Binding of the PH domain of ApSec7(VPKIS) to ARF1. (a) Multiple sequence alignment of the PH domain of cytohesin family members of various species: cytohesin4 and ARNO/cytohesin2 from Homo sapiens, ApSec7 and ApSec7(VPKIS) from Aplysia kurodai, and cytohesin1-like proteins from Parasteatoda tepidariorum (NCBI Accession number: XP_015921179), Crassostrea gigas (NCBI Accession number: XP_011436446), and Priapulus caudatus (NCBI Accession number: XP_014669585). (b) Cellular localization of mRFP-ApSec7-PH or mRFP-ApSec7-PH(VPKIS) in the presence of ApARF1-EGFP. In the presence of ApARF1-EGFP, mRFP-ApSec7-PH(VPKIS) but not mRFP-ApSec7-PH was localized to the Golgi complex.

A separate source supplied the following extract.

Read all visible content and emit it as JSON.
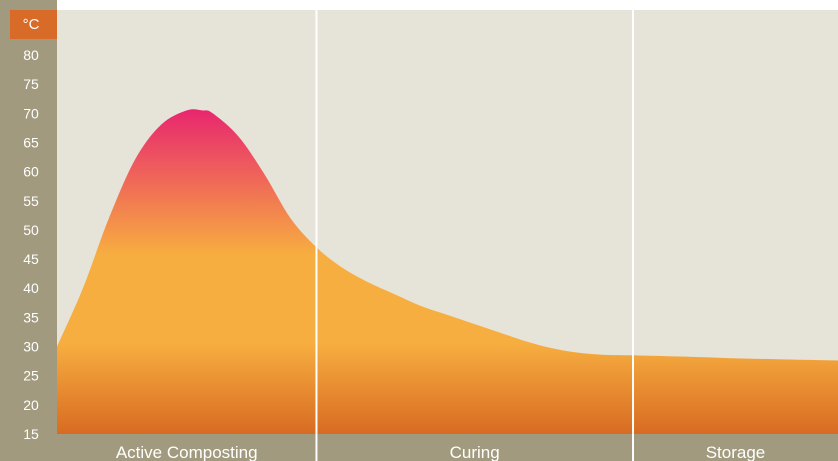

Scale bar, 20 μm. (c–d) Enhancement of the plasma membrane localization of ApARF6-EGFP in the presence of mRFP-ApSec7-PH but not in the presence of mRFP-ApSec7-PH(VPKIS). Cellular localization of ApARF6-EGFP in the presence of mRFP, mRFP-ApSec7-PH, or mRFP-ApSec7-PH(VPKIS) in HEK293T cells. (c) Quantification of the ratio of the fluorescence intensity between the plasma membrane and cytosol localization (M/C ratio) of ApARF6-EGFP in HEK293T cells. *, p < .001 compared to that of all other groups, one-way ANOVA; F = 14.7, Tukey’s post-hoc test. Scale bar, 20 μm.

Figure 4.

Schematic diagram of the molecular mechanism underlying the distinct functions of ApSec7 and ApSec7(VPKIS) in cells. The PH domain of ApSec7 was bound to PI(3,4,5)P₃ and active ARF6, leading to plasma membrane localization, while the PH domain of ApSec7(VPKIS) was only weakly bound to active ARF1, leading to Golgi targeting. ApSec7(VPKIS) in the Golgi complex activated ApARF1 at the Golgi complex. In contrast, ApSec7 recruited ApARF1 to the plasma membrane via the Sec7 domain and activated ApARF1 at the plasma membrane.